Ed Motta - “Aystelum” (2005)


"20 anos de 'Aystelum', um dos meus prediletos. Toques de free jazz com samba, Broadway, funk. Que sorte que pude gravar esse disco. 'Aystelum' tem a bênção de um santo protetor na minha vida".
Ed Motta

O cara se contradiz, é desrespeitoso, brigão e, por vezes, arrogante. Ao mesmo tempo, é sincero e fala verdades necessárias que poucos ousam dizer. Controverso, paga o preço por isso, sendo “cancelado” em vários meios. Mas uma coisa não se pode discordar: como o próprio se autodefine sem nenhum constrangimento pela soberba, ele é um dos “gênios da nossa latinoamerica”. Ed Motta, essa figura única, é, definitivamente, um dos músicos mais completos do mundo. Dono de um vocal cheio de técnica e timbre, este carioca nascido em família musical (sobrinho de Tim Maia, conviveu na infância com o tio e seus amigos Lincoln Olivetti, Cassiano, Hyldon entre outros, o suficiente para se encantar com o universo dos músicos) é capaz de, como nenhum outro cantor, compositor e instrumentista vivo, unir com tamanha densidade a soul, o jazz, o samba, o funk e os ritmos latinos. Nisso, há de se concordar com ele sem se contaminar pela insolência do próprio: Ed é o cara.

Prodígio, Ed teve carreira artística iniciada aos 16 anos já com os megassucessos “Manoel” e “Vamos Dançar”, da Ed Motta & Conexão Japeri, de 1988. Sua precocidade, aliada à personalidade contestadora e, por vezes difícil, no entanto, o prejudicaram ao longo dos anos no mainstream. Fez sucesso, rompeu com gravadoras, voltou atrás, fez mais sucesso, vendeu milhões e, a exemplo de seu tio, rompeu de novo com as gravadoras que faltavam até ficar escanteado. Disso tudo, a consequência: o trabalho realmente autoral de um artista que sempre buscou esse objetivo só pode ser realizado por ele mais de uma década depois de sua estreia: em “Aystelum”, de 2005, décimo álbum de Ed, que completa 20 anos de lançamento.
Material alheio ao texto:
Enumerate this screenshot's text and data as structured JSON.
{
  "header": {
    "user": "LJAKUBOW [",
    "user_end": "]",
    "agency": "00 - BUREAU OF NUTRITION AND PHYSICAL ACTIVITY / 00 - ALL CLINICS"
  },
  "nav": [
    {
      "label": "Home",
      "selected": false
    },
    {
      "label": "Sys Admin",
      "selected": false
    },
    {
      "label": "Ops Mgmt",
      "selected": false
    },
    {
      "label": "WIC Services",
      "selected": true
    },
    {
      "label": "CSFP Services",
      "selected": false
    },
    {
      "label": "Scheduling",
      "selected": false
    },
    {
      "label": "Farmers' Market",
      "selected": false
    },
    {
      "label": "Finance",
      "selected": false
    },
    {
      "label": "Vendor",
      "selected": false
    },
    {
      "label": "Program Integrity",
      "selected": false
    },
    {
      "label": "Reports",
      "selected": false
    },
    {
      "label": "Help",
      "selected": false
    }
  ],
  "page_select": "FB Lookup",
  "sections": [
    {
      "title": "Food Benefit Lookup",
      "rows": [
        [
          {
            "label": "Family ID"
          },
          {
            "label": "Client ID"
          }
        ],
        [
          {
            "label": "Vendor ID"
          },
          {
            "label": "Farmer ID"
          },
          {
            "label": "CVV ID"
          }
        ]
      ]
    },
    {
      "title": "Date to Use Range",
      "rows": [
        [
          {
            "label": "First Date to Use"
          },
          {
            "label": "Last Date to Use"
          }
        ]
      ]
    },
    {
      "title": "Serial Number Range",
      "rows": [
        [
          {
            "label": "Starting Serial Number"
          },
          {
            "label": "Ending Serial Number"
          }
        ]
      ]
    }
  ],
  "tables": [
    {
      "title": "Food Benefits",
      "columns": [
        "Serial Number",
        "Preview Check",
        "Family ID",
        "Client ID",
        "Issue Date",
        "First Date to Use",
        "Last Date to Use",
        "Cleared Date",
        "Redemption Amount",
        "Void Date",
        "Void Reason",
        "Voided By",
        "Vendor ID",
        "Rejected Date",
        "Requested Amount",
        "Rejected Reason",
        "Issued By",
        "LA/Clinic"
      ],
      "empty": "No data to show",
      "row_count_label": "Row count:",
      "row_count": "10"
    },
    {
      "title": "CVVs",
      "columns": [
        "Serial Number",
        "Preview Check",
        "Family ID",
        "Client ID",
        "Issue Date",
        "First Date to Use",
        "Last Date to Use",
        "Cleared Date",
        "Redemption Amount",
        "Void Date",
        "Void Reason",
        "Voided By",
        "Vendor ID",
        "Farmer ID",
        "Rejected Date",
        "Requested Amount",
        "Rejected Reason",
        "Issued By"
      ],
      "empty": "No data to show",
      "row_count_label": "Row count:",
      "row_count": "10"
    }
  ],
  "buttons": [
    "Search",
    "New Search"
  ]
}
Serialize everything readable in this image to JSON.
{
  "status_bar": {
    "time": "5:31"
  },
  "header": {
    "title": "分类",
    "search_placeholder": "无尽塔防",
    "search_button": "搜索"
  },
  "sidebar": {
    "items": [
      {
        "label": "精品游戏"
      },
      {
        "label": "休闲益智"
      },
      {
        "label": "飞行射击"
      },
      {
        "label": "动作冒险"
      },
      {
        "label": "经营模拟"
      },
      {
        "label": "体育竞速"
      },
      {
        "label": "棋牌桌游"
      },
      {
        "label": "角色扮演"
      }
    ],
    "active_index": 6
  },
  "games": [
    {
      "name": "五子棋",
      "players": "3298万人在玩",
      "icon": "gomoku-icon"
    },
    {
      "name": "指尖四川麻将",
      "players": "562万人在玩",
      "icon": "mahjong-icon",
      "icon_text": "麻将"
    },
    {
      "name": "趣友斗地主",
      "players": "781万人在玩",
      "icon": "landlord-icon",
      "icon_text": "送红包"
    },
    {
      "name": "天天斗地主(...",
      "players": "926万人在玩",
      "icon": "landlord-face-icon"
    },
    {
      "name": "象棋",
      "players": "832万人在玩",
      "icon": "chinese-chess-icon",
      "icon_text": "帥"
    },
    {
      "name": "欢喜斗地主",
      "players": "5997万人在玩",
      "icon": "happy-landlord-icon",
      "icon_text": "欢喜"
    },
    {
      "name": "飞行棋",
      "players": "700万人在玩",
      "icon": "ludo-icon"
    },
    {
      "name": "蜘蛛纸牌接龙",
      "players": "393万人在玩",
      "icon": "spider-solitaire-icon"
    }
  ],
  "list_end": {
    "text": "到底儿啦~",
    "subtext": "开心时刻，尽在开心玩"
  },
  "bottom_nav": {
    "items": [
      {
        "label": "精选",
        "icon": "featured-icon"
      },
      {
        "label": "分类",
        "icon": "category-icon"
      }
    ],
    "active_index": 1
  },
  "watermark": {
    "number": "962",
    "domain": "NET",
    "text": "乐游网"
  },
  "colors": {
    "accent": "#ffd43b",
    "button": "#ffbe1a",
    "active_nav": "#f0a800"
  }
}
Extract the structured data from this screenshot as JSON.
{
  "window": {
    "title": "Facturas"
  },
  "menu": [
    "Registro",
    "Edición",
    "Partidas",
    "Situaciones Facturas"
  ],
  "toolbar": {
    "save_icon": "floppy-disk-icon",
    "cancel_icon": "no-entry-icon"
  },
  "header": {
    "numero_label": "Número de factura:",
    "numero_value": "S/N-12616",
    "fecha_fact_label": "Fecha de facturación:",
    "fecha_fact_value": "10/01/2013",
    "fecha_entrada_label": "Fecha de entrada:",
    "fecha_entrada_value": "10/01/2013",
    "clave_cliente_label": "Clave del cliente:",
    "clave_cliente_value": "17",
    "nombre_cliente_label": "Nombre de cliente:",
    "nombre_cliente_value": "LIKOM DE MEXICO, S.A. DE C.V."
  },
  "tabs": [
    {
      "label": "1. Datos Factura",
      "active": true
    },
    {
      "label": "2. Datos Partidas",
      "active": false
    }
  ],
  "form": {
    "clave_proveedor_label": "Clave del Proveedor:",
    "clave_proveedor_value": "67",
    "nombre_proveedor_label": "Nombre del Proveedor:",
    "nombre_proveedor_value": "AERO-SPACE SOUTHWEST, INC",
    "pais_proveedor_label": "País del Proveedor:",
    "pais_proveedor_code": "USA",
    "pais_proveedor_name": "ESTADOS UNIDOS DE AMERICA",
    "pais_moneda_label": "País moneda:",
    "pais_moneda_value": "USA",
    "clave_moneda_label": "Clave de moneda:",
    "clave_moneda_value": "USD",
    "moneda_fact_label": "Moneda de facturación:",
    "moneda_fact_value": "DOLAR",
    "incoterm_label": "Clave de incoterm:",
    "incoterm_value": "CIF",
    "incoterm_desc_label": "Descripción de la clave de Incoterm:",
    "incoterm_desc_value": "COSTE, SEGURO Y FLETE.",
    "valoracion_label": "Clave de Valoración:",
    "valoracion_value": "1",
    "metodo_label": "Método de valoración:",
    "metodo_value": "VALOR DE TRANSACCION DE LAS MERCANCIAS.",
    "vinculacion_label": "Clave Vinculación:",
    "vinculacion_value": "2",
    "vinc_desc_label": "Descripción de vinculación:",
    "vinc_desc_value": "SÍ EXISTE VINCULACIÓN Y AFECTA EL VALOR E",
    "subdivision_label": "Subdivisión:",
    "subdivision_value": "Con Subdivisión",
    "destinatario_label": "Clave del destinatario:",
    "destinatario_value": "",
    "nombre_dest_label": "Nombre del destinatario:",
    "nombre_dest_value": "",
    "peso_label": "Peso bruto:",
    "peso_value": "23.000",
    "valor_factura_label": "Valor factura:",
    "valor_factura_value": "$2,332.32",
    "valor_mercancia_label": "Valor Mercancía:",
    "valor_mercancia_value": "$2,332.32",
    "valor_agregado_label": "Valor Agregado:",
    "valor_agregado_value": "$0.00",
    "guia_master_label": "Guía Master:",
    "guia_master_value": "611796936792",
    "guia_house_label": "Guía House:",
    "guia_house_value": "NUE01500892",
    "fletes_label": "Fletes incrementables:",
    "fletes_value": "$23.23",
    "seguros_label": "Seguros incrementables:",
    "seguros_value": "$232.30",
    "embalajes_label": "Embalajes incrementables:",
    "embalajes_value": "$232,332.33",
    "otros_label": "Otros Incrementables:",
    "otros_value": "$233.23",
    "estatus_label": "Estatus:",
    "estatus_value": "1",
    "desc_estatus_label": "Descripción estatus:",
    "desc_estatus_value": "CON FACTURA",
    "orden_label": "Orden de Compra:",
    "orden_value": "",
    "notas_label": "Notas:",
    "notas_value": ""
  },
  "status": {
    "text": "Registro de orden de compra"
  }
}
Fruto do encontro de Ed com o selo Trama, de João Marcelo Bôscoli, “Aystelum”, na esteira do excelente “Dwitza”, de três anos antes, e “Poptical”, o primeiro pela Trama, é o resultado da libertação criativa de um músico sem fronteiras de gêneros, estilos e temporalidade. É música pura – e no mais alto nível que o país de Moacir Santos, Tom Jobim, Tânia Maria, Filó Machado, Johnny Alf, Dom Salvador e tantos outros mestres de sua admiração pode produzir. Mas, claro, não somente estes professores musicais. Fã da música negra norte-americana desde criança, Ed usa e abusa nesse disco da sonoridade do afro jazz, do free jazz, do latin jazz e do spiritual jazz, sem deixar de referenciar suas bases da soul, Donny Hathaway, Donald Fagen, Gil Scott-Heron, Patrice Ruschen, entre outros. “Aystelum”, no entanto, ainda adiciona outra paixão de Ed: a música da Broadway de autores como Leonard Bernstein, George Gershwin, Stephen Sodenhein e Irvin Berlin.

Essa sonoridade livre está impressa na faixa de abertura, um afro jazz modal latino e spiritual em que brilham não somente o band leader, nos teclados, como toda a banda: o baixista Alberto Continentino; o baterista Renato Massa; o trompetista Jessé Sadoc Filho; o piano elétrico de Rafael Vernet; o guitarrista Paulinho Guitarra; o craque da percussão Armando Marçal; e o chileno Andrés Perez, “saxofonista tenor com a sonoridade do Coltrane, Joe Henderson, conhecimento alto das escalas e também de efeitos que o sax pode fazer, harmônicos, etc.”, como aponta Ed.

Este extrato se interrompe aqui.